O comunicado explicou que a “liderança da revolução”, designação que inclui o ex-presidente Raúl Castro e outros líderes que não necessariamente ocupam cargos governamentais, “aprovou esta visita”, que, segundo eles, foi solicitada por representantes do governo dos EUA. As autoridades cubanas indicaram que seus representantes na reunião forneceram informações que “demonstraram categoricamente” que a ilha “não constitui uma ameaça à segurança nacional dos EUA, nem há razões legítimas para incluí-la na lista de países que supostamente patrocinam o terrorismo”.
“Mais uma vez, ficou demonstrado que a ilha não abriga, apoia, financia ou permite organizações terroristas ou extremistas; tampouco existem bases militares ou de inteligência estrangeiras em seu território, e jamais apoiou qualquer atividade hostil contra os Estados Unidos, nem permitirá que Cuba tome qualquer ação contra outra nação”, enfatiza o texto. A declaração conclui afirmando que, na reunião, ambas as partes expressaram seu interesse “em desenvolver a cooperação bilateral entre as agências de segurança pública, para o benefício de ambas as nações, da segurança regional e da segurança internacional”.
O encontro ocorre em um momento de crescente pressão diplomática de Washington sobre a ilha e abre um novo capítulo de reaproximação entre os dois governos após anos de relações tensas.

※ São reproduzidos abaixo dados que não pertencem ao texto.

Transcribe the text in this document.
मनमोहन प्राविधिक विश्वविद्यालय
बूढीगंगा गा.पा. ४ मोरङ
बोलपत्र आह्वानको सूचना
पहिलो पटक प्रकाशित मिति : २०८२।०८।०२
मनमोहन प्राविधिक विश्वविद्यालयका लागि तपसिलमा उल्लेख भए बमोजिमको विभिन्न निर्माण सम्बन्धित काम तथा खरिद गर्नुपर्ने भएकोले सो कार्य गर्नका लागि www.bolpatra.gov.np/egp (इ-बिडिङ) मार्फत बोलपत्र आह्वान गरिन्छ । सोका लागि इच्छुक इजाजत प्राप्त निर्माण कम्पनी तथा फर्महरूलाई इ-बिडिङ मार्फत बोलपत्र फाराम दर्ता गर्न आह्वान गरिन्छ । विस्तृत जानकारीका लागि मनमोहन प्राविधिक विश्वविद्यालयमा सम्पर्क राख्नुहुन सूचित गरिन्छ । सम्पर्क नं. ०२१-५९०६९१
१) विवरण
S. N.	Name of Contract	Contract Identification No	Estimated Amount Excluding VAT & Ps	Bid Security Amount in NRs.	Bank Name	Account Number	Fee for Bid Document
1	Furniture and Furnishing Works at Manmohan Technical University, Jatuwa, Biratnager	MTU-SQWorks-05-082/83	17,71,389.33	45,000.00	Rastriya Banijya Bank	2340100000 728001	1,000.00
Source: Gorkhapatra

Desde janeiro, Washington vem pressionando o governo cubano para implementar reformas profundas em seu sistema econômico e regime político, o que Havana se recusa a fazer, argumentando que essas áreas estão dentro da soberania nacional e não são negociáveis.
Para aumentar a pressão sobre a ilha, Washington impôs um embargo de petróleo que está agravando a crise energética que já afeta Cuba, e emitiu uma Ordem Executiva que amplia ainda mais o emaranhado de sanções econômicas, financeiras e comerciais contra a ilha, que já dura décadas, incluindo medidas extraterritoriais.
Os dois países iniciaram um diálogo, com pelo menos um encontro presencial marcado para 10 de abril em Havana, mas até o momento não foram divulgados avanços ou detalhes.